A delicious dish of 1 egg, 1 egg white, sauteed white onion, zucchini, yellow squash, and smoked salmon. Seasoned with sea salt, fresh cracked pepper, garlic powder, and a side of umeboshi plum paste. Topped with microgreens and diced green onions.
I would tell you that it hit the spot, but I think that goes without saying. It was fantastic.
Ok, time for a recipe!
Fast forward to Saturday night. I’m hungry (again), can’t decide on what to eat, and have a lot of veggies in the house. And most importantly, I saw this recipe for Vegan Mac ‘N Cheese earlier that day. Aren’t there just some recipes that hits you with that I-Must-Make-This-Now kind of feeling? Yeah, me too. (Thanks, The Fitness Dish!)
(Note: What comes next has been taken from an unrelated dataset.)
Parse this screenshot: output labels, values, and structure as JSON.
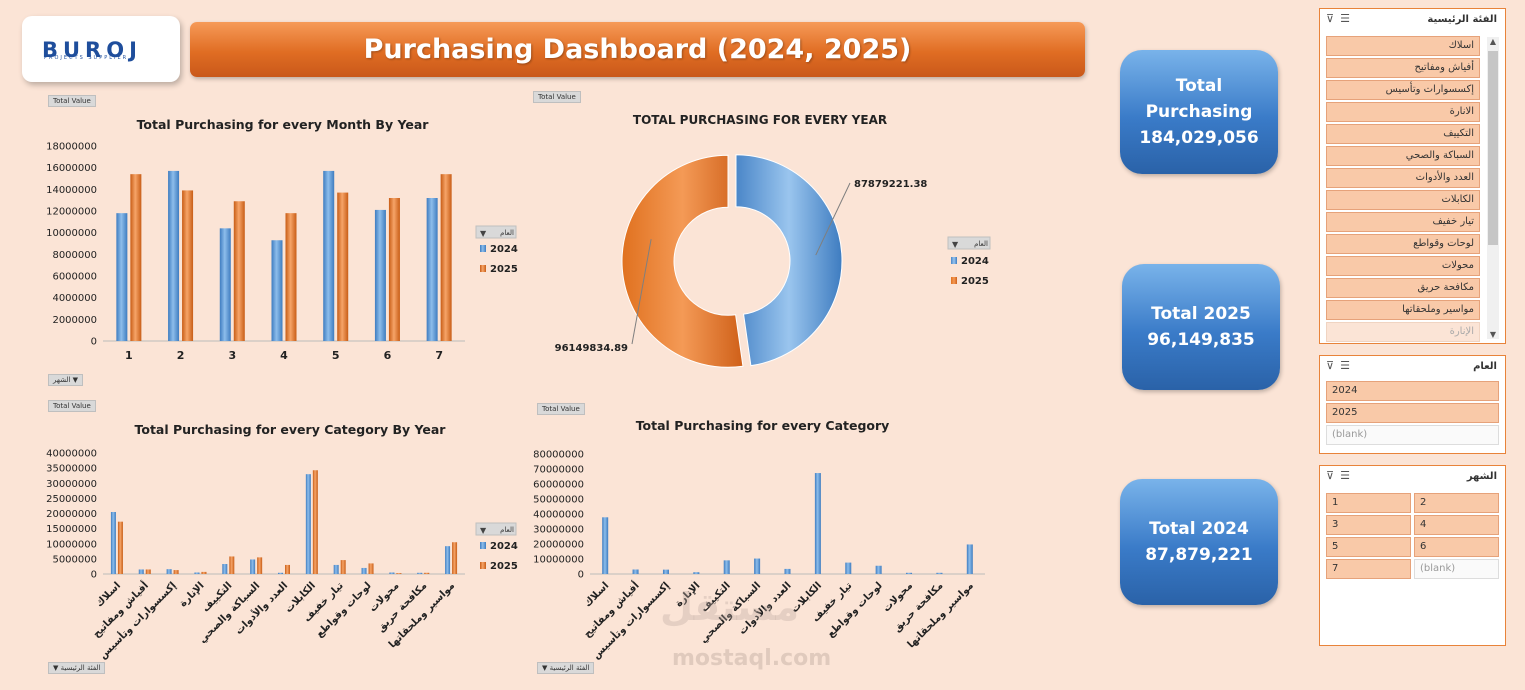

Vegan Mac ‘N Cheeze with Spaghetti Squash Noodles
I used the recipe as a guide and pretty much followed it closely. I did sub pumpkin and sunflower seeds for the cashews, sauteed some garlic and onions before blending, and tossed in some apple cider vinegar for kicks. And obviously, besides the pasta, I used baked spaghetti squash.
Like I said, it’s not pretty but it’s seriously delicious. I don’t joke around with flavor. I happily ate this plate (*ahem* times two.point.five *ahem*) Don’t judge, I have a healthy appetite (shhhh… and I like it!).